Note: A minimum of 6 cores is required to run Cactus.
It is recommended to use Nextflow Tower to easily monitor pipelines progress.
Nextflow handles job submissions on SLURM or other environments, and supervises running the jobs. Thus the Nextflow process must run until the pipeline is finished. We recommend that you put the process running in the background through screen / tmux or similar tool. Alternatively you can run nextflow within a cluster job submitted your job scheduler.
It is recommended to limit the Nextflow Java virtual machines memory). We recommend adding the following line to your environment (typically in ~/.bashrc or ~./bash_profile):
NXF_OPTS='-Xms1g -Xmx4g'
Global parameters can be changed in the nextflow.config file. This include output folder names, resources (memory and CPU usage), type of machine to run the script (local or cloud). This is up to the user to set up the optimal nextflow environment according to their analysis platform. Help can be found here for that.
Analysis parameters can be changed in the yml input file. See the Parameters section for more details on parameter files and on available parameters.

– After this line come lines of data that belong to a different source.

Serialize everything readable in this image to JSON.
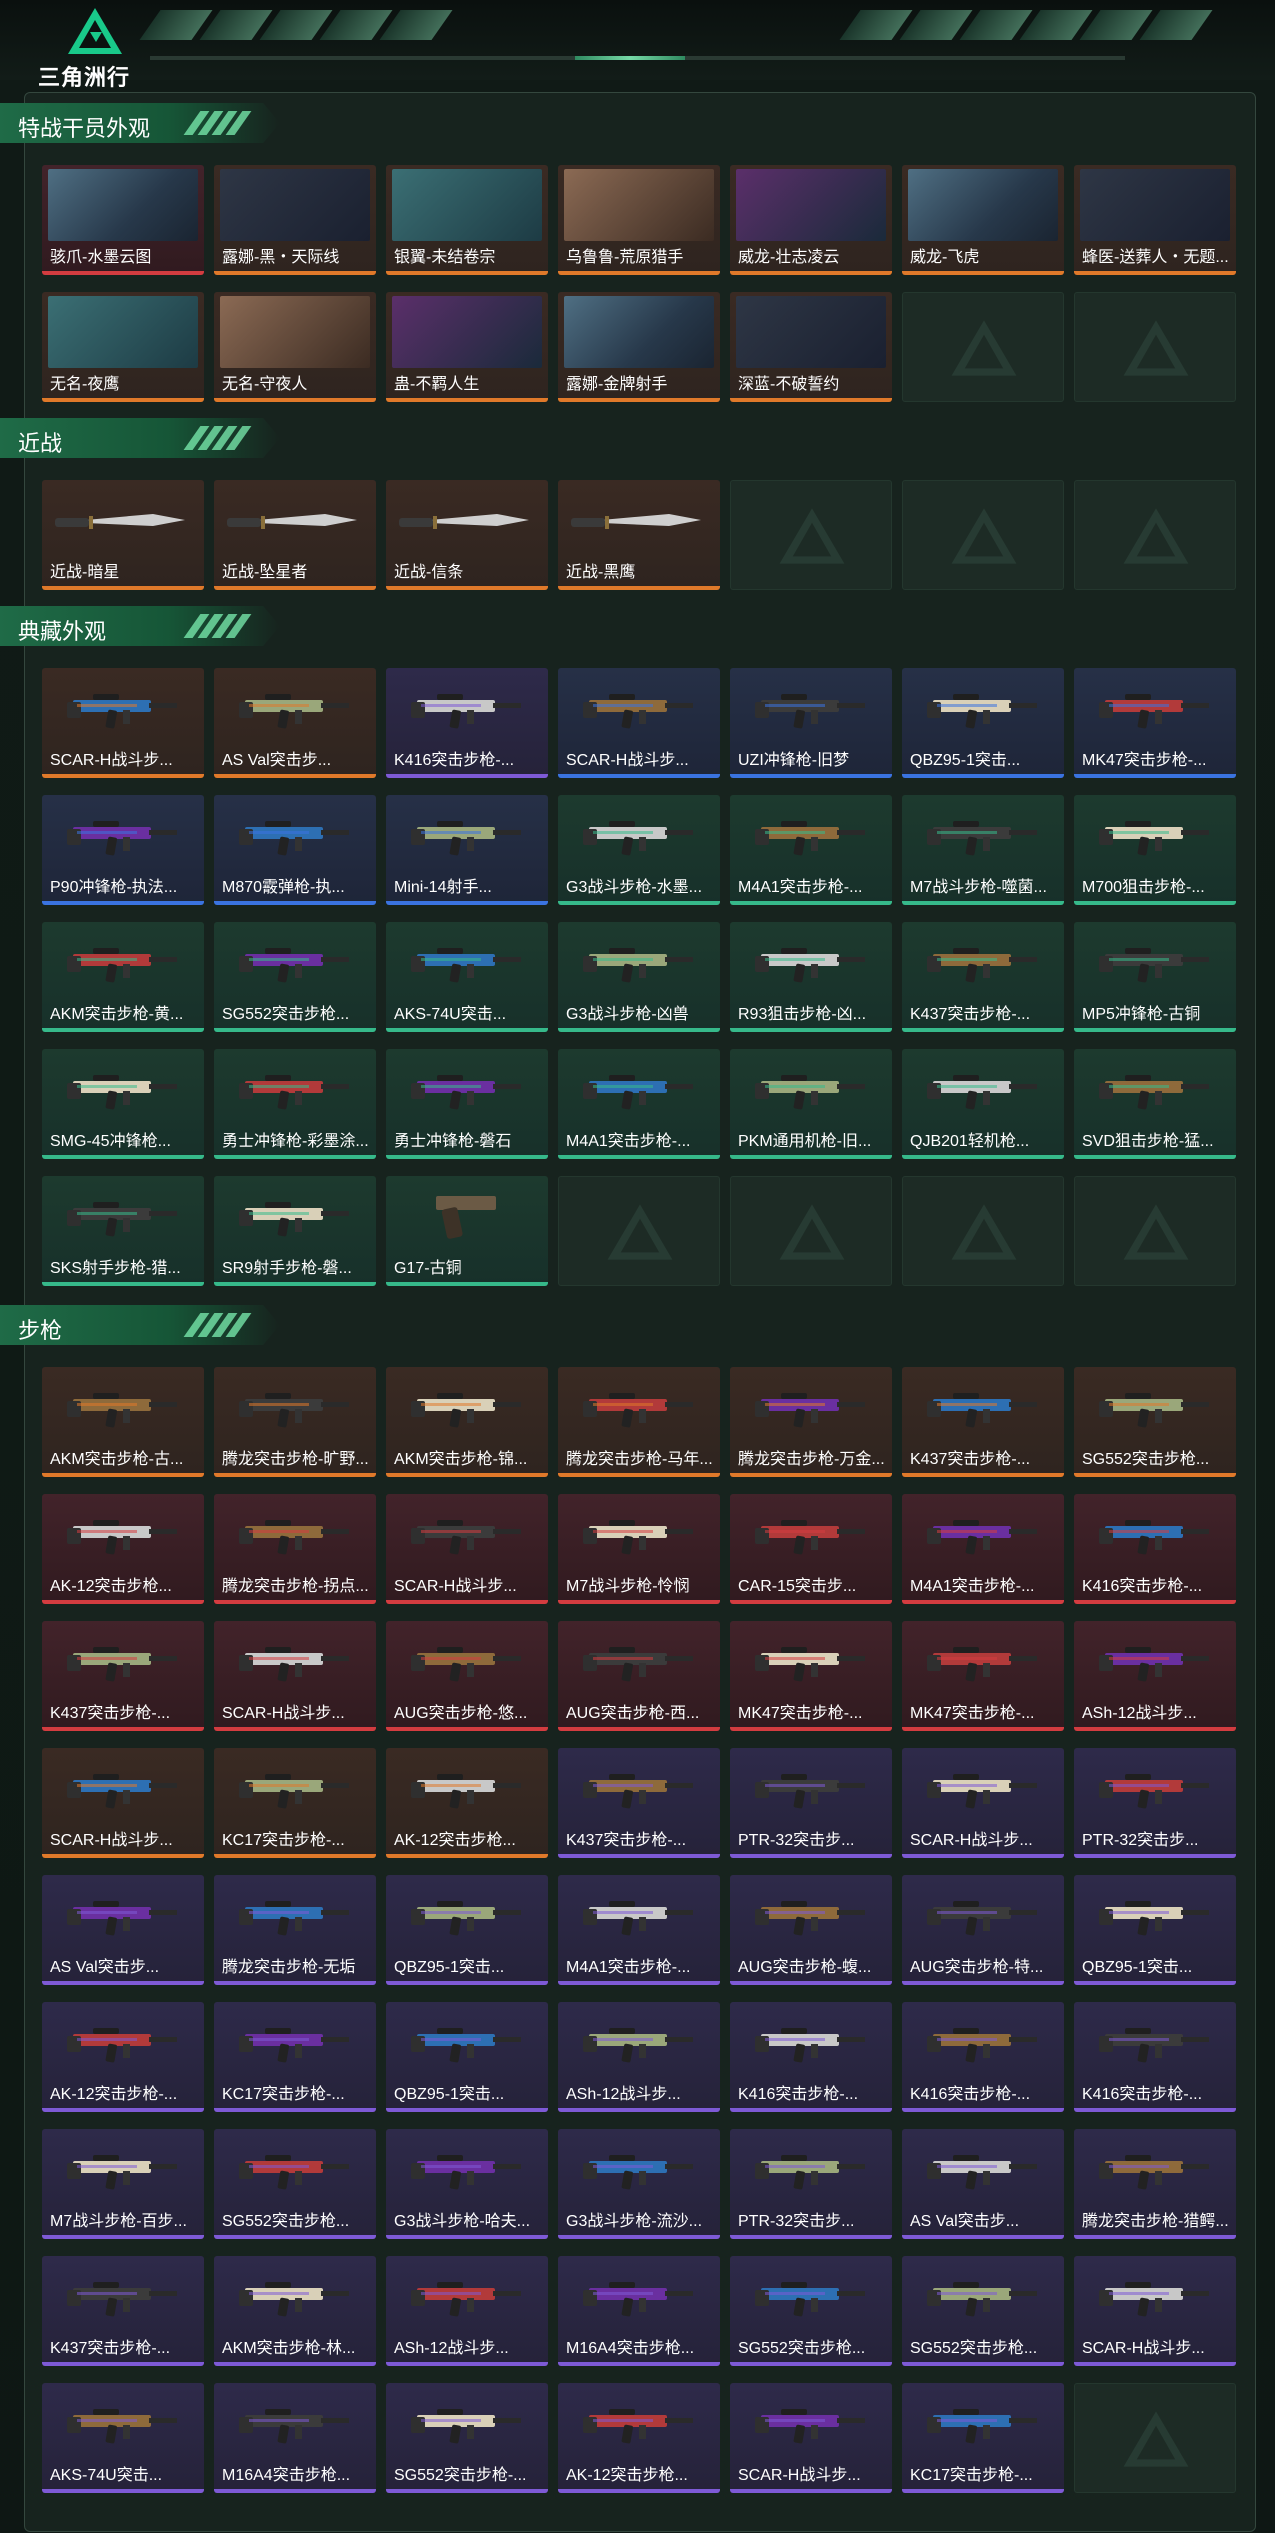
{
  "header": {
    "title": "三角洲行动"
  },
  "sections": [
    {
      "key": "operator",
      "title": "特战干员外观",
      "items": [
        {
          "label": "骇爪-水墨云图",
          "rarity": "red",
          "kind": "portrait"
        },
        {
          "label": "露娜-黑・天际线",
          "rarity": "orange",
          "kind": "portrait"
        },
        {
          "label": "银翼-未结卷宗",
          "rarity": "orange",
          "kind": "portrait"
        },
        {
          "label": "乌鲁鲁-荒原猎手",
          "rarity": "orange",
          "kind": "portrait"
        },
        {
          "label": "威龙-壮志凌云",
          "rarity": "orange",
          "kind": "portrait"
        },
        {
          "label": "威龙-飞虎",
          "rarity": "orange",
          "kind": "portrait"
        },
        {
          "label": "蜂医-送葬人・无题...",
          "rarity": "orange",
          "kind": "portrait"
        },
        {
          "label": "无名-夜鹰",
          "rarity": "orange",
          "kind": "portrait"
        },
        {
          "label": "无名-守夜人",
          "rarity": "orange",
          "kind": "portrait"
        },
        {
          "label": "蛊-不羁人生",
          "rarity": "orange",
          "kind": "portrait"
        },
        {
          "label": "露娜-金牌射手",
          "rarity": "orange",
          "kind": "portrait"
        },
        {
          "label": "深蓝-不破誓约",
          "rarity": "orange",
          "kind": "portrait"
        },
        {
          "label": "",
          "rarity": "empty",
          "kind": "empty"
        },
        {
          "label": "",
          "rarity": "empty",
          "kind": "empty"
        }
      ]
    },
    {
      "key": "melee",
      "title": "近战",
      "items": [
        {
          "label": "近战-暗星",
          "rarity": "orange",
          "kind": "knife"
        },
        {
          "label": "近战-坠星者",
          "rarity": "orange",
          "kind": "knife"
        },
        {
          "label": "近战-信条",
          "rarity": "orange",
          "kind": "knife"
        },
        {
          "label": "近战-黑鹰",
          "rarity": "orange",
          "kind": "knife"
        },
        {
          "label": "",
          "rarity": "empty",
          "kind": "empty"
        },
        {
          "label": "",
          "rarity": "empty",
          "kind": "empty"
        },
        {
          "label": "",
          "rarity": "empty",
          "kind": "empty"
        }
      ]
    },
    {
      "key": "collection",
      "title": "典藏外观",
      "items": [
        {
          "label": "SCAR-H战斗步...",
          "rarity": "orange",
          "kind": "gun"
        },
        {
          "label": "AS Val突击步...",
          "rarity": "orange",
          "kind": "gun"
        },
        {
          "label": "K416突击步枪-...",
          "rarity": "purple",
          "kind": "gun"
        },
        {
          "label": "SCAR-H战斗步...",
          "rarity": "blue",
          "kind": "gun"
        },
        {
          "label": "UZI冲锋枪-旧梦",
          "rarity": "blue",
          "kind": "gun"
        },
        {
          "label": "QBZ95-1突击...",
          "rarity": "blue",
          "kind": "gun"
        },
        {
          "label": "MK47突击步枪-...",
          "rarity": "blue",
          "kind": "gun"
        },
        {
          "label": "P90冲锋枪-执法...",
          "rarity": "blue",
          "kind": "gun"
        },
        {
          "label": "M870霰弹枪-执...",
          "rarity": "blue",
          "kind": "gun"
        },
        {
          "label": "Mini-14射手...",
          "rarity": "blue",
          "kind": "gun"
        },
        {
          "label": "G3战斗步枪-水墨...",
          "rarity": "green",
          "kind": "gun"
        },
        {
          "label": "M4A1突击步枪-...",
          "rarity": "green",
          "kind": "gun"
        },
        {
          "label": "M7战斗步枪-噬菌...",
          "rarity": "green",
          "kind": "gun"
        },
        {
          "label": "M700狙击步枪-...",
          "rarity": "green",
          "kind": "gun"
        },
        {
          "label": "AKM突击步枪-黄...",
          "rarity": "green",
          "kind": "gun"
        },
        {
          "label": "SG552突击步枪...",
          "rarity": "green",
          "kind": "gun"
        },
        {
          "label": "AKS-74U突击...",
          "rarity": "green",
          "kind": "gun"
        },
        {
          "label": "G3战斗步枪-凶兽",
          "rarity": "green",
          "kind": "gun"
        },
        {
          "label": "R93狙击步枪-凶...",
          "rarity": "green",
          "kind": "gun"
        },
        {
          "label": "K437突击步枪-...",
          "rarity": "green",
          "kind": "gun"
        },
        {
          "label": "MP5冲锋枪-古铜",
          "rarity": "green",
          "kind": "gun"
        },
        {
          "label": "SMG-45冲锋枪...",
          "rarity": "green",
          "kind": "gun"
        },
        {
          "label": "勇士冲锋枪-彩墨涂...",
          "rarity": "green",
          "kind": "gun"
        },
        {
          "label": "勇士冲锋枪-磐石",
          "rarity": "green",
          "kind": "gun"
        },
        {
          "label": "M4A1突击步枪-...",
          "rarity": "green",
          "kind": "gun"
        },
        {
          "label": "PKM通用机枪-旧...",
          "rarity": "green",
          "kind": "gun"
        },
        {
          "label": "QJB201轻机枪...",
          "rarity": "green",
          "kind": "gun"
        },
        {
          "label": "SVD狙击步枪-猛...",
          "rarity": "green",
          "kind": "gun"
        },
        {
          "label": "SKS射手步枪-猎...",
          "rarity": "green",
          "kind": "gun"
        },
        {
          "label": "SR9射手步枪-磐...",
          "rarity": "green",
          "kind": "gun"
        },
        {
          "label": "G17-古铜",
          "rarity": "green",
          "kind": "pistol"
        },
        {
          "label": "",
          "rarity": "empty",
          "kind": "empty"
        },
        {
          "label": "",
          "rarity": "empty",
          "kind": "empty"
        },
        {
          "label": "",
          "rarity": "empty",
          "kind": "empty"
        },
        {
          "label": "",
          "rarity": "empty",
          "kind": "empty"
        }
      ]
    },
    {
      "key": "rifle",
      "title": "步枪",
      "items": [
        {
          "label": "AKM突击步枪-古...",
          "rarity": "orange",
          "kind": "gun"
        },
        {
          "label": "腾龙突击步枪-旷野...",
          "rarity": "orange",
          "kind": "gun"
        },
        {
          "label": "AKM突击步枪-锦...",
          "rarity": "orange",
          "kind": "gun"
        },
        {
          "label": "腾龙突击步枪-马年...",
          "rarity": "orange",
          "kind": "gun"
        },
        {
          "label": "腾龙突击步枪-万金...",
          "rarity": "orange",
          "kind": "gun"
        },
        {
          "label": "K437突击步枪-...",
          "rarity": "orange",
          "kind": "gun"
        },
        {
          "label": "SG552突击步枪...",
          "rarity": "orange",
          "kind": "gun"
        },
        {
          "label": "AK-12突击步枪...",
          "rarity": "red",
          "kind": "gun"
        },
        {
          "label": "腾龙突击步枪-拐点...",
          "rarity": "red",
          "kind": "gun"
        },
        {
          "label": "SCAR-H战斗步...",
          "rarity": "red",
          "kind": "gun"
        },
        {
          "label": "M7战斗步枪-怜悯",
          "rarity": "red",
          "kind": "gun"
        },
        {
          "label": "CAR-15突击步...",
          "rarity": "red",
          "kind": "gun"
        },
        {
          "label": "M4A1突击步枪-...",
          "rarity": "red",
          "kind": "gun"
        },
        {
          "label": "K416突击步枪-...",
          "rarity": "red",
          "kind": "gun"
        },
        {
          "label": "K437突击步枪-...",
          "rarity": "red",
          "kind": "gun"
        },
        {
          "label": "SCAR-H战斗步...",
          "rarity": "red",
          "kind": "gun"
        },
        {
          "label": "AUG突击步枪-悠...",
          "rarity": "red",
          "kind": "gun"
        },
        {
          "label": "AUG突击步枪-西...",
          "rarity": "red",
          "kind": "gun"
        },
        {
          "label": "MK47突击步枪-...",
          "rarity": "red",
          "kind": "gun"
        },
        {
          "label": "MK47突击步枪-...",
          "rarity": "red",
          "kind": "gun"
        },
        {
          "label": "ASh-12战斗步...",
          "rarity": "red",
          "kind": "gun"
        },
        {
          "label": "SCAR-H战斗步...",
          "rarity": "orange",
          "kind": "gun"
        },
        {
          "label": "KC17突击步枪-...",
          "rarity": "orange",
          "kind": "gun"
        },
        {
          "label": "AK-12突击步枪...",
          "rarity": "orange",
          "kind": "gun"
        },
        {
          "label": "K437突击步枪-...",
          "rarity": "purple",
          "kind": "gun"
        },
        {
          "label": "PTR-32突击步...",
          "rarity": "purple",
          "kind": "gun"
        },
        {
          "label": "SCAR-H战斗步...",
          "rarity": "purple",
          "kind": "gun"
        },
        {
          "label": "PTR-32突击步...",
          "rarity": "purple",
          "kind": "gun"
        },
        {
          "label": "AS Val突击步...",
          "rarity": "purple",
          "kind": "gun"
        },
        {
          "label": "腾龙突击步枪-无垢",
          "rarity": "purple",
          "kind": "gun"
        },
        {
          "label": "QBZ95-1突击...",
          "rarity": "purple",
          "kind": "gun"
        },
        {
          "label": "M4A1突击步枪-...",
          "rarity": "purple",
          "kind": "gun"
        },
        {
          "label": "AUG突击步枪-蝮...",
          "rarity": "purple",
          "kind": "gun"
        },
        {
          "label": "AUG突击步枪-特...",
          "rarity": "purple",
          "kind": "gun"
        },
        {
          "label": "QBZ95-1突击...",
          "rarity": "purple",
          "kind": "gun"
        },
        {
          "label": "AK-12突击步枪-...",
          "rarity": "purple",
          "kind": "gun"
        },
        {
          "label": "KC17突击步枪-...",
          "rarity": "purple",
          "kind": "gun"
        },
        {
          "label": "QBZ95-1突击...",
          "rarity": "purple",
          "kind": "gun"
        },
        {
          "label": "ASh-12战斗步...",
          "rarity": "purple",
          "kind": "gun"
        },
        {
          "label": "K416突击步枪-...",
          "rarity": "purple",
          "kind": "gun"
        },
        {
          "label": "K416突击步枪-...",
          "rarity": "purple",
          "kind": "gun"
        },
        {
          "label": "K416突击步枪-...",
          "rarity": "purple",
          "kind": "gun"
        },
        {
          "label": "M7战斗步枪-百步...",
          "rarity": "purple",
          "kind": "gun"
        },
        {
          "label": "SG552突击步枪...",
          "rarity": "purple",
          "kind": "gun"
        },
        {
          "label": "G3战斗步枪-哈夫...",
          "rarity": "purple",
          "kind": "gun"
        },
        {
          "label": "G3战斗步枪-流沙...",
          "rarity": "purple",
          "kind": "gun"
        },
        {
          "label": "PTR-32突击步...",
          "rarity": "purple",
          "kind": "gun"
        },
        {
          "label": "AS Val突击步...",
          "rarity": "purple",
          "kind": "gun"
        },
        {
          "label": "腾龙突击步枪-猎鳄...",
          "rarity": "purple",
          "kind": "gun"
        },
        {
          "label": "K437突击步枪-...",
          "rarity": "purple",
          "kind": "gun"
        },
        {
          "label": "AKM突击步枪-林...",
          "rarity": "purple",
          "kind": "gun"
        },
        {
          "label": "ASh-12战斗步...",
          "rarity": "purple",
          "kind": "gun"
        },
        {
          "label": "M16A4突击步枪...",
          "rarity": "purple",
          "kind": "gun"
        },
        {
          "label": "SG552突击步枪...",
          "rarity": "purple",
          "kind": "gun"
        },
        {
          "label": "SG552突击步枪...",
          "rarity": "purple",
          "kind": "gun"
        },
        {
          "label": "SCAR-H战斗步...",
          "rarity": "purple",
          "kind": "gun"
        },
        {
          "label": "AKS-74U突击...",
          "rarity": "purple",
          "kind": "gun"
        },
        {
          "label": "M16A4突击步枪...",
          "rarity": "purple",
          "kind": "gun"
        },
        {
          "label": "SG552突击步枪-...",
          "rarity": "purple",
          "kind": "gun"
        },
        {
          "label": "AK-12突击步枪...",
          "rarity": "purple",
          "kind": "gun"
        },
        {
          "label": "SCAR-H战斗步...",
          "rarity": "purple",
          "kind": "gun"
        },
        {
          "label": "KC17突击步枪-...",
          "rarity": "purple",
          "kind": "gun"
        },
        {
          "label": "",
          "rarity": "empty",
          "kind": "empty"
        }
      ]
    }
  ],
  "colors": {
    "orange": "#e0792a",
    "blue": "#3a73e0",
    "green": "#36b98a",
    "purple": "#7e5ad6",
    "red": "#d33c40"
  }
}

It's a good idea to specify a release version when running the pipeline on your data. This ensures that a specific version of the pipeline code and software are used when you run your pipeline. If you keep using the same tag, you'll be running the same version of the pipeline, even if there have been changes to the code since. One can specify the version of the pipeline using the -r argument this way:
NXF_VER=22.10.8 nextflow run jsalignon/cactus -r release_tag -profile {singulariy,docker,conda,mamba} -params-file parameter_file
For instance:
NXF_VER=22.10.8 nextflow run jsalignon/cactus -r v1.0.0 -profile singularity -params-file parameters/full_test.yml
In general, scrolling through Nextflow’s documentation can help resolving most issues.
The general process to resolve a crashing pipeline is to go to the folder indicated in the crash report, launch the appropriate container, and run the lines of codes indicated in the crash report. This way one can try to identify and solve the issue. For finer inspection of the code and analysis, a good idea is to run cactus in the background to get a detailled log file. Note that the -dump-channels argument can also be used to explore channel contents.
The -bg argument can be used to run cactus in the background like this:
NXF_VER=22.10.8 nextflow run jsalignon/cactus -r main -latest -profile singularity -params-file parameters/full_test.yml -bg > nf_log.txt
This creates a .nextflow.pid file that contains the master PID to kill to stop the run in the background. However, this does not always work. A workaround to kill all running processed from the current run folder is to use this function:
kill_nextflow_processes() {
kill -9 `ps -aux | grep $(whoami) | grep "${PWD}/work" | awk '{print $2}'`
}
kill_nextflow_processes
Then, one can inspect/grep the nf_log.txt file to go to the folder that we want to inspect in more details. Once in the appropriate folder, the following function can be used, if one uses singularity, to open a shell with the container in the same settings as in Cactus and displaying the set of commands that were ran (in the .command.sh file):
load_singularity_container() {
container=$(grep SINGULARITY .command.run | sed 's/.*\/dev\/shm //g' | sed 's/.img.*/.img/g')
singularity shell -B /home/jersal --containall --cleanenv --home $PWD --workdir /dev/shm $container
}
cd work/59/8a6fb9*
load_singularity_container
cat .command.sh
Then each command can be run to try to find the error or to inspect the code.
Note: The first row of the .command.sh file indicates if the script should be run in bash or in R.
If none of these work, an issue can be created on the the cactus GitHub page to report the problem.